This will be a fun one for Grade 4/5 boys. Young Trave plans to be king one day, but in the meantime, the current king of Gadalla, his uncle, won't even let him learn to ride a horse. Trave's life takes a turn when a rider comes to warn his uncle of an impending war, and tries to recruit him as an ally against the "Dark Alliance." His uncle dismisses the warning but allows Trave to head off with the departing rider, happy to be done with this annoying boy. But why does the rider have any interest in Trave? Because the rider turns out to be the king of the neighboring nation of Kapnos, and he knew Trave's father back when he was the fighting king of Gadalla. This King Gris is eager to help Trave become the king not simply that Trave wants to be, but that the neighboring nations need him to be, to stop the Dark Alliance.

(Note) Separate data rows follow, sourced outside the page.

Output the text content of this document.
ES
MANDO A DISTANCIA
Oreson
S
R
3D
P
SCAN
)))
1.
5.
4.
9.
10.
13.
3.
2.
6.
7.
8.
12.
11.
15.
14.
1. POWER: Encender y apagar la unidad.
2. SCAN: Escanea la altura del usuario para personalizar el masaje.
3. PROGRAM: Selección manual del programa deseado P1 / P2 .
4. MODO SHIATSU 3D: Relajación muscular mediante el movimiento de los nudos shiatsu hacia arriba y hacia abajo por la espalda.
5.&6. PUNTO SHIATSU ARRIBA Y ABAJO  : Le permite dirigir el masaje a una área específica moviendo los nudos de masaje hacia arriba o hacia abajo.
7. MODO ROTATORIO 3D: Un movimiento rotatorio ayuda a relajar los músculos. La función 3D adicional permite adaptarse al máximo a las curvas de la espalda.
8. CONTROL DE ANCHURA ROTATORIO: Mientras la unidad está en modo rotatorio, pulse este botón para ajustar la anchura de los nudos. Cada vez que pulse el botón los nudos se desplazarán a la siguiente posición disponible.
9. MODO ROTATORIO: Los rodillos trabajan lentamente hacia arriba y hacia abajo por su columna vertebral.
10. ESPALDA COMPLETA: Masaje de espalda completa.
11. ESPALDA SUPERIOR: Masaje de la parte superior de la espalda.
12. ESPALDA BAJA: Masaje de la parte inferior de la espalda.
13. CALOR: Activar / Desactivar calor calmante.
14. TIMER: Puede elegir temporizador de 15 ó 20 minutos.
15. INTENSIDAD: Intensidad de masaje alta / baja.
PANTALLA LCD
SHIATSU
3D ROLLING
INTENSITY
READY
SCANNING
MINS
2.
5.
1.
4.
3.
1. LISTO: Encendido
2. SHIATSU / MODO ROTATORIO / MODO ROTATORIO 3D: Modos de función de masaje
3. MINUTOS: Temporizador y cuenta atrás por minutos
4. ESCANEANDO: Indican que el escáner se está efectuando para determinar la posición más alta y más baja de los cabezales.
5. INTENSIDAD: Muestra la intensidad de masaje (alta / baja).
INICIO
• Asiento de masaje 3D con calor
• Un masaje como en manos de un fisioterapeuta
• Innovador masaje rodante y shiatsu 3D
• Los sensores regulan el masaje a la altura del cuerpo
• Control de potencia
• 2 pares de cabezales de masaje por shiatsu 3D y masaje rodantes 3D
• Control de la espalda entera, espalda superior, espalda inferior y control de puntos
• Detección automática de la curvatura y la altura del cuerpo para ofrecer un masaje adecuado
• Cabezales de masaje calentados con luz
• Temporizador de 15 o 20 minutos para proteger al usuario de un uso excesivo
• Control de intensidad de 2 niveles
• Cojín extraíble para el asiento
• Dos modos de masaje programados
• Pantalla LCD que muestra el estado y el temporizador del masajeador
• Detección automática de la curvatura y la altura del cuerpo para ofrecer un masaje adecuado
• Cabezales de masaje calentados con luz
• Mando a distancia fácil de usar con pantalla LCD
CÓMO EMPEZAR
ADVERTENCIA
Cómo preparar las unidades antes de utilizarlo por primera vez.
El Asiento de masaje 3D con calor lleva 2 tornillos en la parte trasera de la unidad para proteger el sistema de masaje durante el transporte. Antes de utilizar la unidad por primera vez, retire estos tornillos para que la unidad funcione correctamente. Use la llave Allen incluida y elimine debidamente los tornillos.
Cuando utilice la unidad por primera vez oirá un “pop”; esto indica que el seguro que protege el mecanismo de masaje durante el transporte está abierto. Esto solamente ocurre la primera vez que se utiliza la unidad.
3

And while Trave appreciates being rescued from his uncle, he doesn't like being treated like a schoolboy in need of lessons. He mistakenly believes that being a king means fighting and giving orders, rather than serving. And that makes him susceptible to the flattery of the Dark Alliance's leader, who wants Trave on his side.

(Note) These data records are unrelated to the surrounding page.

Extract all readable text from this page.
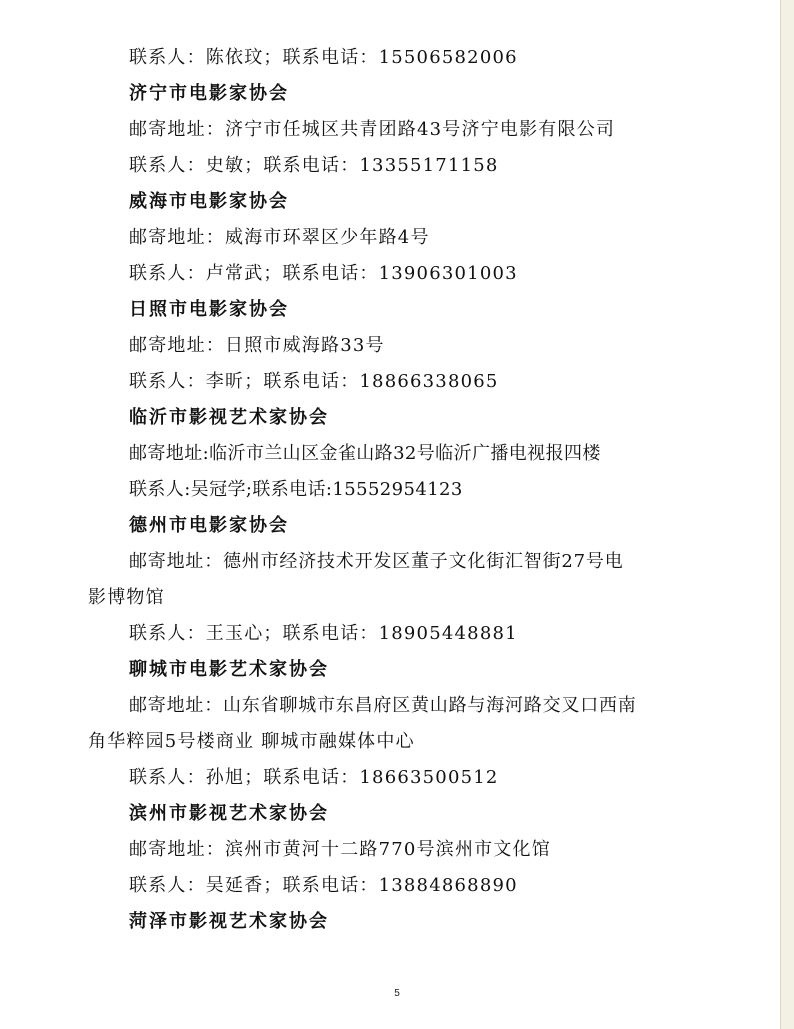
联系人：陈依玟；联系电话：15506582006
济宁市电影家协会
邮寄地址：济宁市任城区共青团路43号济宁电影有限公司
联系人：史敏；联系电话：13355171158
威海市电影家协会
邮寄地址：威海市环翠区少年路4号
联系人：卢常武；联系电话：13906301003
日照市电影家协会
邮寄地址：日照市威海路33号
联系人：李昕；联系电话：18866338065
临沂市影视艺术家协会
邮寄地址:临沂市兰山区金雀山路32号临沂广播电视报四楼
联系人:吴冠学;联系电话:15552954123
德州市电影家协会
邮寄地址：德州市经济技术开发区董子文化街汇智街27号电
影博物馆
联系人：王玉心；联系电话：18905448881
聊城市电影艺术家协会
邮寄地址：山东省聊城市东昌府区黄山路与海河路交叉口西南
角华粹园5号楼商业 聊城市融媒体中心
联系人：孙旭；联系电话：18663500512
滨州市影视艺术家协会
邮寄地址：滨州市黄河十二路770号滨州市文化馆
联系人：吴延香；联系电话：13884868890
菏泽市影视艺术家协会
5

This is a quick tale, that has some depth to it, because of the three kingly lessons that Trave needs to know, not just by heart, but in his bones. He finds out, the hard way, that a king needs:
- to learn what is true
- to believe what is true
- to act on what is true
While the author is Christian, that's more notable in the lack of any new age or woke weirdness, rather than the presence of any spiritual dimension to the book. The only diety-mention of any kind is that the bad guys worship and are also terrified of owls.

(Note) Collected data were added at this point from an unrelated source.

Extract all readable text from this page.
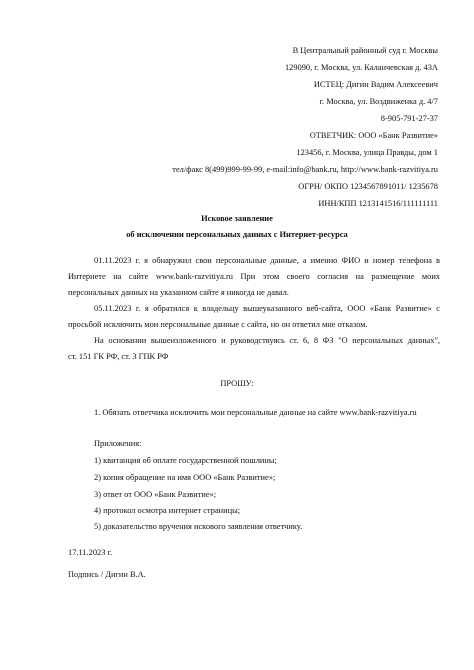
В Центральный районный суд г. Москвы
129090, г. Москва, ул. Каланчевская д. 43А
ИСТЕЦ: Дигин Вадим Алексеевич
г. Москва, ул. Воздвиженка д. 4/7
8-905-791-27-37
ОТВЕТЧИК: ООО «Банк Развитие»
123456, г. Москва, улица Правды, дом 1
тел/факс 8(499)999-99-99, e-mail:info@bank.ru, http://www.bank-razvitiya.ru
ОГРН/ ОКПО 1234567891011/ 1235678
ИНН/КПП 1213141516/111111111
Исковое заявление
об исключении персональных данных с Интернет-ресурса
01.11.2023 г. я обнаружил свои персональные данные, а именно ФИО и номер телефона в
Интернете на сайте www.bank-razvitiya.ru При этом своего согласия на размещение моих
персональных данных на указанном сайте я никогда не давал.
05.11.2023 г. я обратился к владельцу вышеуказанного веб-сайта, ООО «Банк Развитие» с
просьбой исключить мои персональные данные с сайта, но он ответил мне отказом.
На основании вышеизложенного и руководствуясь ст. 6, 8 ФЗ "О персональных данных",
ст. 151 ГК РФ, ст. 3 ГПК РФ
ПРОШУ:
1. Обязать ответчика исключить мои персональные данные на сайте www.bank-razvitiya.ru
Приложения:
1) квитанция об оплате государственной пошлины;
2) копия обращение на имя ООО «Банк Развитие»;
3) ответ от ООО «Банк Развитие»;
4) протокол осмотра интернет страницы;
5) доказательство вручения искового заявления ответчику.
17.11.2023 г.
Подпись / Дигин В.А.
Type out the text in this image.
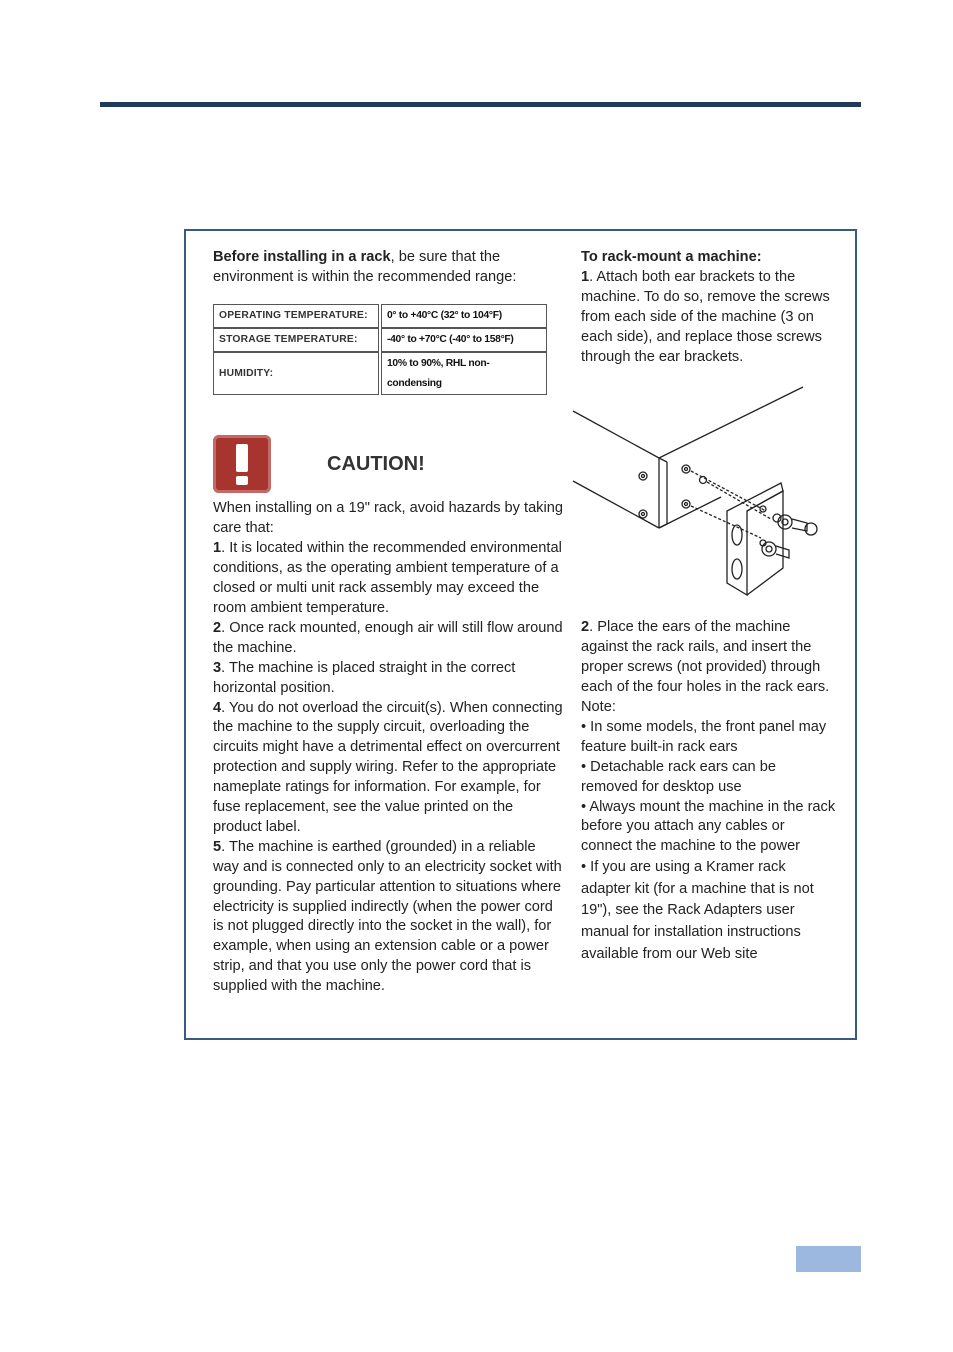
Before installing in a rack, be sure that the environment is within the recommended range:

OPERATING TEMPERATURE:	0° to +40°C (32° to 104°F)
STORAGE TEMPERATURE:	-40° to +70°C (-40° to 158°F)
HUMIDITY:	10% to 90%, RHL non-condensing
CAUTION!

When installing on a 19" rack, avoid hazards by taking care that:

1. It is located within the recommended environmental conditions, as the operating ambient temperature of a closed or multi unit rack assembly may exceed the room ambient temperature.

2. Once rack mounted, enough air will still flow around the machine.

3. The machine is placed straight in the correct horizontal position.

4. You do not overload the circuit(s). When connecting the machine to the supply circuit, overloading the circuits might have a detrimental effect on overcurrent protection and supply wiring. Refer to the appropriate nameplate ratings for information. For example, for fuse replacement, see the value printed on the product label.

5. The machine is earthed (grounded) in a reliable way and is connected only to an electricity socket with grounding. Pay particular attention to situations where electricity is supplied indirectly (when the power cord is not plugged directly into the socket in the wall), for example, when using an extension cable or a power strip, and that you use only the power cord that is supplied with the machine.

To rack-mount a machine:

1. Attach both ear brackets to the machine. To do so, remove the screws from each side of the machine (3 on each side), and replace those screws through the ear brackets.

2. Place the ears of the machine against the rack rails, and insert the proper screws (not provided) through each of the four holes in the rack ears.

Note:

• In some models, the front panel may feature built-in rack ears

• Detachable rack ears can be removed for desktop use

• Always mount the machine in the rack before you attach any cables or connect the machine to the power

• If you are using a Kramer rack adapter kit (for a machine that is not 19"), see the Rack Adapters user manual for installation instructions available from our Web site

Boys will love the story, and appreciate the twenty or so great pictures, including one of the evil king riding what looks like a miniature (yet still large) T-rex. That's a reason to get the book all on its own! Another highlight is the curious creature Nog, who lives under a bog, and his every line, is always spoken in rhyme.
While this is a little too simple for teens, it's one that'll really appeal to the 9-12 set, and younger even, if Dad is reading it as a bedtime book.
This works well as a stand-alone, but I was initially excited to learn there is both a sequel and a prequel. However, the sequel, Arrow struck me as having too many characters to keep track of, and there was an added mystical dimension thrown in, where a queen and princess used a mirrored portal to unexplainedly travel to another realm. Mysterious can be good when the mystery is eventually revealed, but this magical turn is left unexplained, and that bothered both me and my oldest daughter too when she read it.
The original was good enough that I still checked out the prequel, Shield, and while it might have also suffered from too many characters, it was much more like the original: good, if not quite as great. So I'd recommend just the two - Medallion and Shield – while noting that the content in Arrow is "safe" enough (there's nothing problematic) for any child who wants to complete the series.